Among these funds, Woodson Capital Management held the most valuable stake in Ooma Inc (NYSE:OOMA), which was worth $16.4 million at the end of the third quarter. On the second spot was Renaissance Technologies which amassed $10.1 million worth of shares. Tiger Management, Headlands Capital, and Royce & Associates were also very fond of the stock, becoming one of the largest hedge fund holders of the company. In terms of the portfolio weights assigned to each position Headlands Capital allocated the biggest weight to Ooma Inc (NYSE:OOMA), around 5.11% of its 13F portfolio. Tiger Management is also relatively very bullish on the stock, designating 3.42 percent of its 13F equity portfolio to OOMA.
Because Ooma Inc (NYSE:OOMA) has experienced falling interest from the aggregate hedge fund industry, it’s easy to see that there lies a certain “tier” of hedge funds who sold off their full holdings in the third quarter. It’s worth mentioning that Peter Rathjens, Bruce Clarke and John Campbell’s Arrowstreet Capital dropped the biggest position of all the hedgies followed by Insider Monkey, comprising about $0.4 million in stock.
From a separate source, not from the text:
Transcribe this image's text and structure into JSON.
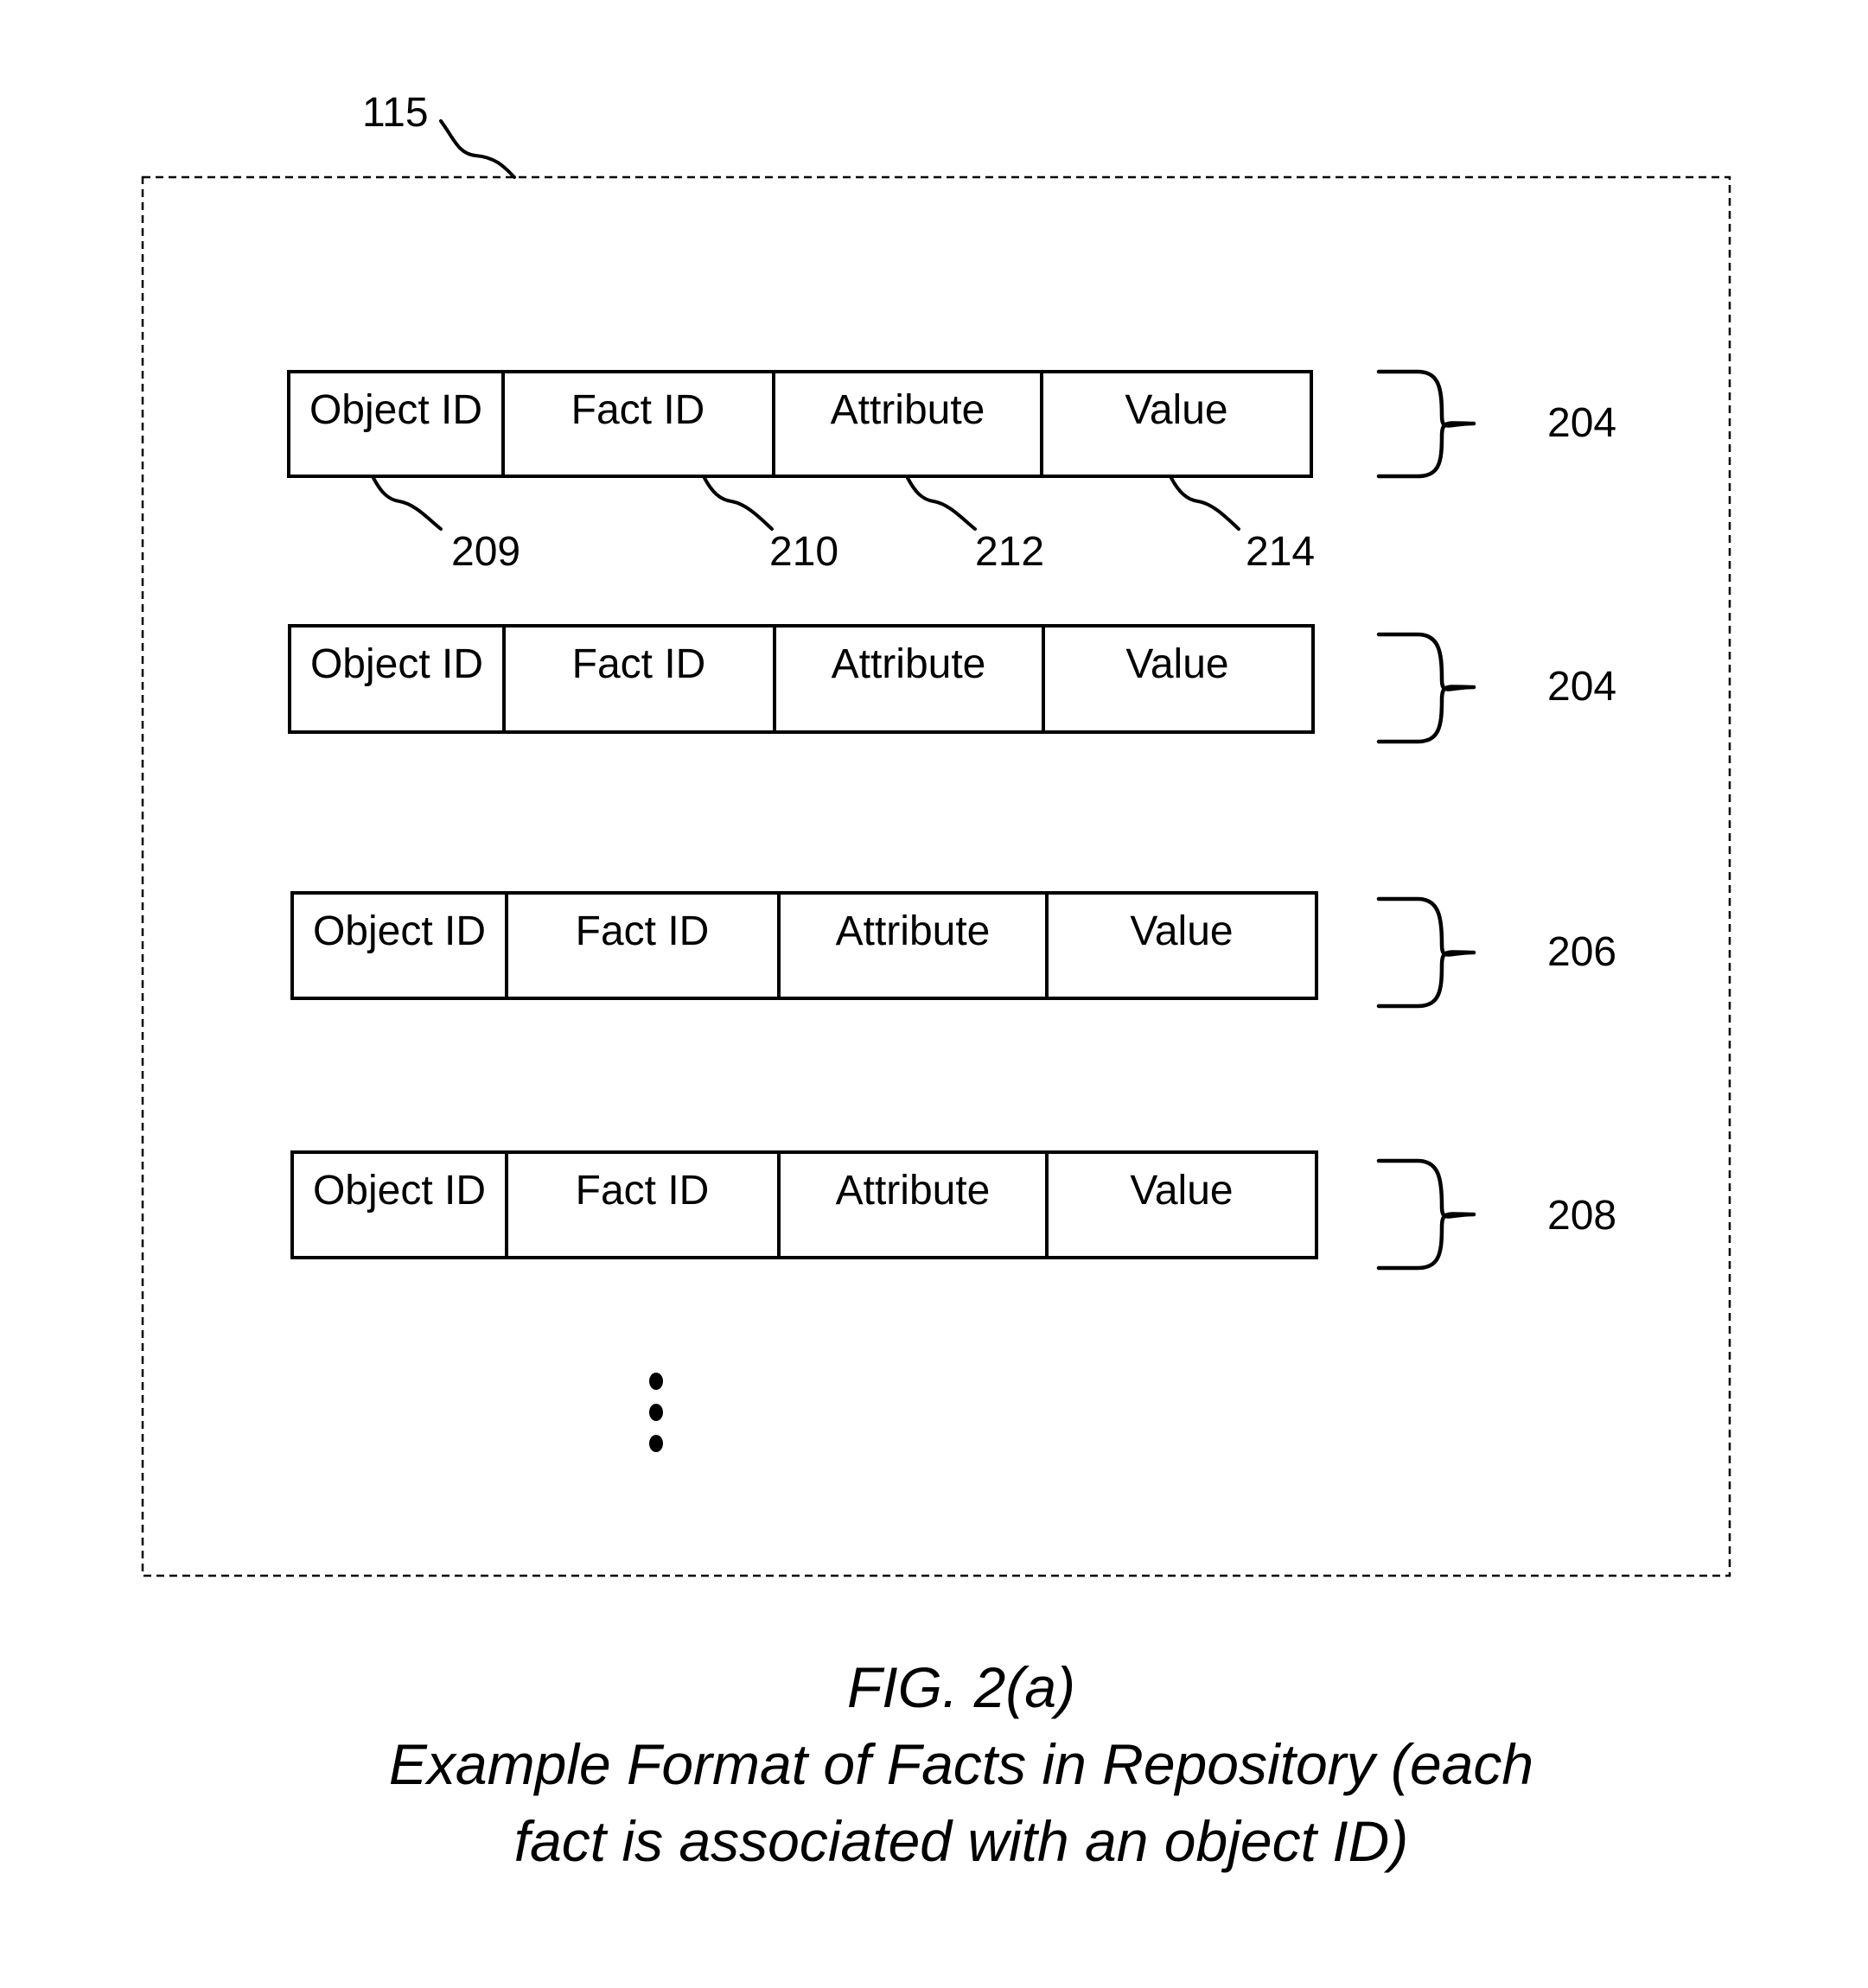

Cliff Asness’s fund, AQR Capital Management, also sold off its stock, about $0.1 million worth. These bearish behaviors are intriguing to say the least, as total hedge fund interest dropped by 1 funds in the third quarter.
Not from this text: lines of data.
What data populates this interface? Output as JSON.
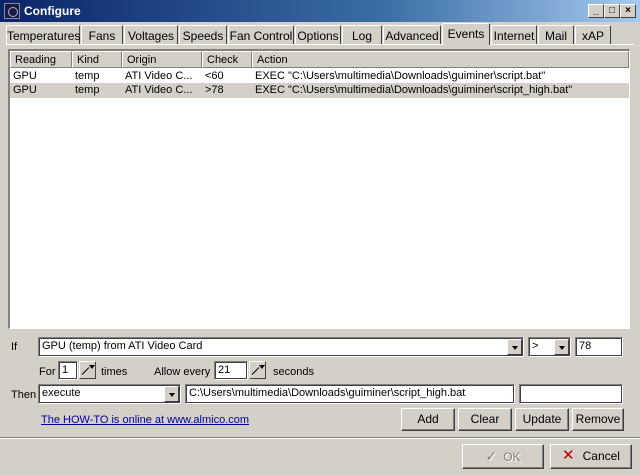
{
  "window": {
    "title": "Configure"
  },
  "tabs": [
    {
      "label": "Temperatures"
    },
    {
      "label": "Fans"
    },
    {
      "label": "Voltages"
    },
    {
      "label": "Speeds"
    },
    {
      "label": "Fan Control"
    },
    {
      "label": "Options"
    },
    {
      "label": "Log"
    },
    {
      "label": "Advanced"
    },
    {
      "label": "Events",
      "active": true
    },
    {
      "label": "Internet"
    },
    {
      "label": "Mail"
    },
    {
      "label": "xAP"
    }
  ],
  "events_list": {
    "columns": [
      "Reading",
      "Kind",
      "Origin",
      "Check",
      "Action"
    ],
    "rows": [
      [
        "GPU",
        "temp",
        "ATI Video C...",
        "<60",
        "EXEC \"C:\\Users\\multimedia\\Downloads\\guiminer\\script.bat\""
      ],
      [
        "GPU",
        "temp",
        "ATI Video C...",
        ">78",
        "EXEC \"C:\\Users\\multimedia\\Downloads\\guiminer\\script_high.bat\""
      ]
    ],
    "selected_row": 1
  },
  "form": {
    "if_label": "If",
    "sensor_value": "GPU (temp) from ATI Video Card",
    "operator_value": ">",
    "threshold_value": "78",
    "for_label": "For",
    "for_value": "1",
    "times_label": "times",
    "allow_every_label": "Allow every",
    "allow_every_value": "21",
    "seconds_label": "seconds",
    "then_label": "Then",
    "action_value": "execute",
    "path_value": "C:\\Users\\multimedia\\Downloads\\guiminer\\script_high.bat",
    "extra_value": "",
    "howto_link": "The HOW-TO is online at www.almico.com"
  },
  "buttons": {
    "add": "Add",
    "clear": "Clear",
    "update": "Update",
    "remove": "Remove",
    "ok": "OK",
    "cancel": "Cancel"
  }
}
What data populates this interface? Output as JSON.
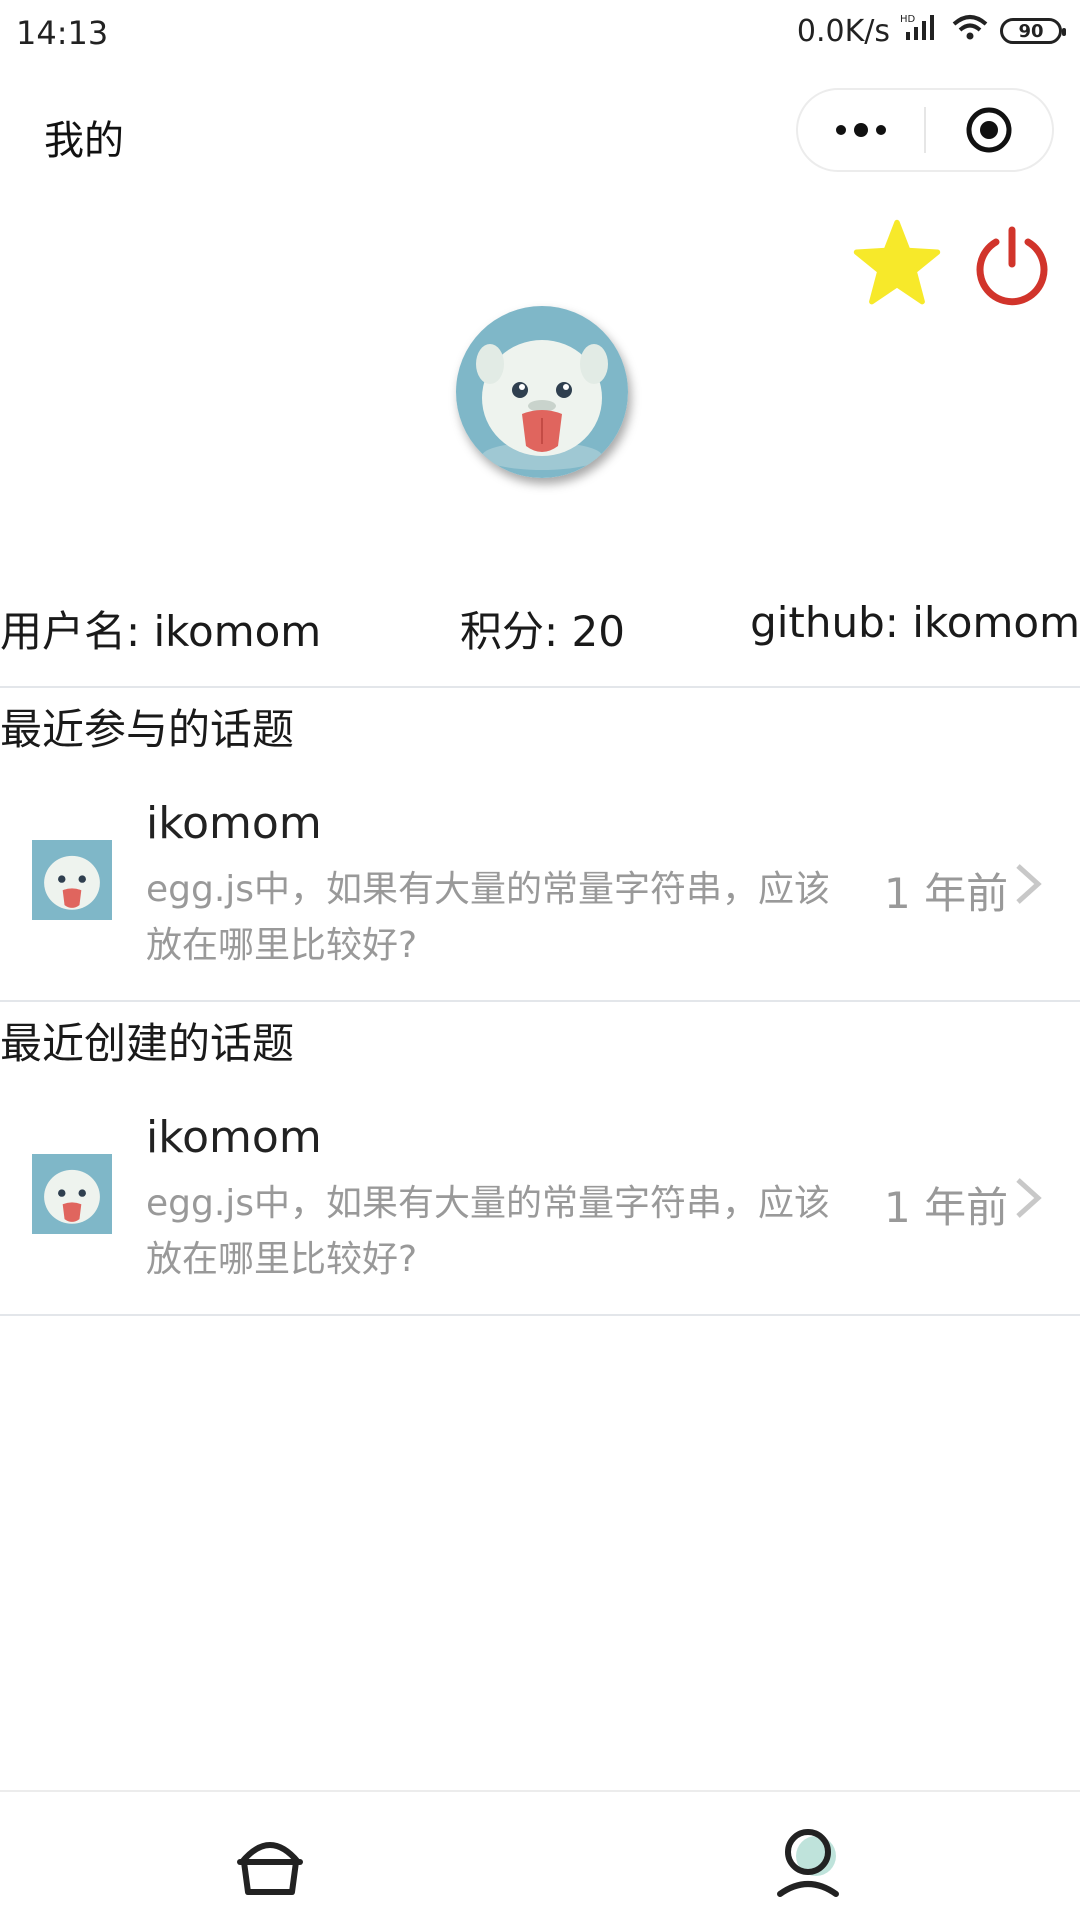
{
  "status_bar": {
    "time": "14:13",
    "net_speed": "0.0K/s",
    "battery": "90"
  },
  "nav": {
    "title": "我的"
  },
  "profile": {
    "username": "用户名: ikomom",
    "score": "积分: 20",
    "github": "github: ikomom"
  },
  "sections": [
    {
      "title": "最近参与的话题",
      "item": {
        "author": "ikomom",
        "title": "egg.js中，如果有大量的常量字符串，应该放在哪里比较好?",
        "time": "1 年前"
      }
    },
    {
      "title": "最近创建的话题",
      "item": {
        "author": "ikomom",
        "title": "egg.js中，如果有大量的常量字符串，应该放在哪里比较好?",
        "time": "1 年前"
      }
    }
  ],
  "colors": {
    "star": "#f7e92a",
    "power": "#d1342b",
    "avatar_bg": "#7fb7c8",
    "tab_active_accent": "#bfe3db"
  },
  "icons": [
    "wifi-icon",
    "signal-icon",
    "more-icon",
    "target-icon",
    "star-icon",
    "power-icon",
    "chevron-right-icon",
    "home-icon",
    "user-icon"
  ]
}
Let’s go over hedge fund activity in other stocks – not necessarily in the same industry as Ooma Inc (NYSE:OOMA) but similarly valued. These stocks are GigCapital2, Inc. (NYSE:GIX), Hurco Companies, Inc. (NASDAQ:HURC), Citi Trends, Inc. (NASDAQ:CTRN), and The Container Store Group, Inc. (NYSE:TCS). This group of stocks’ market values resemble OOMA’s market value.
Ticker | No of HFs with positions | Total Value of HF Positions (x1000) | Change in HF Position |
---|---|---|---|
GIX | 8 | 19892 | -2 |
HURC | 6 | 36498 | -1 |
CTRN | 12 | 30259 | -1 |
TCS | 16 | 11667 | -2 |
Average | 10.5 | 24579 | -1.5 |
View table here if you experience formatting issues.
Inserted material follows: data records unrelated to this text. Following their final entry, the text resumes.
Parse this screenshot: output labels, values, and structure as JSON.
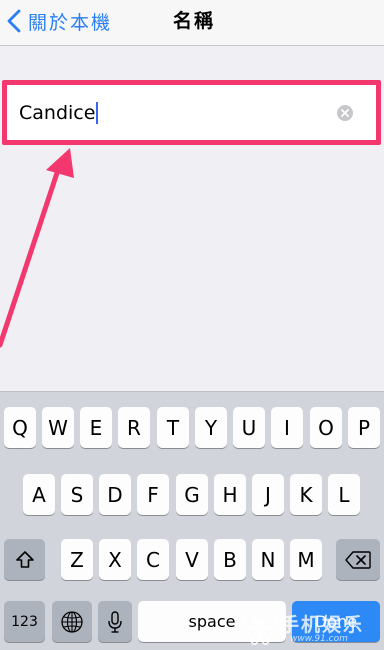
{
  "nav": {
    "back_label": "關於本機",
    "title": "名稱"
  },
  "name_field": {
    "value": "Candice"
  },
  "annotation": {
    "color": "#f2386f"
  },
  "keyboard": {
    "row1": [
      "Q",
      "W",
      "E",
      "R",
      "T",
      "Y",
      "U",
      "I",
      "O",
      "P"
    ],
    "row2": [
      "A",
      "S",
      "D",
      "F",
      "G",
      "H",
      "J",
      "K",
      "L"
    ],
    "row3": [
      "Z",
      "X",
      "C",
      "V",
      "B",
      "N",
      "M"
    ],
    "numbers_label": "123",
    "space_label": "space",
    "done_label": "Done",
    "shift_icon": "shift-arrow-icon",
    "delete_icon": "backspace-icon",
    "globe_icon": "globe-icon",
    "mic_icon": "microphone-icon"
  },
  "watermark": {
    "text": "手机娱乐",
    "sub": "www.91.com"
  },
  "colors": {
    "accent": "#2a7ff6",
    "done": "#2d89f6",
    "highlight": "#f2386f"
  }
}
As you can see these stocks had an average of 10.5 hedge funds with bullish positions and the average amount invested in these stocks was $25 million. That figure was $56 million in OOMA’s case. The Container Store Group, Inc. (NYSE:TCS) is the most popular stock in this table. On the other hand Hurco Companies, Inc. (NASDAQ:HURC) is the least popular one with only 6 bullish hedge fund positions. Ooma Inc (NYSE:OOMA) is not the most popular stock in this group but hedge fund interest is still above average. Our calculations showed that top 20 most popular stocks among hedge funds returned 37.4% in 2019 through the end of November and outperformed the S&P 500 ETF (SPY) by 9.9 percentage points. Hedge funds were also right about betting on OOMA as the stock returned 33.5% during the fourth quarter (through the end of November) and outperformed the market. Hedge funds were rewarded for their relative bullishness.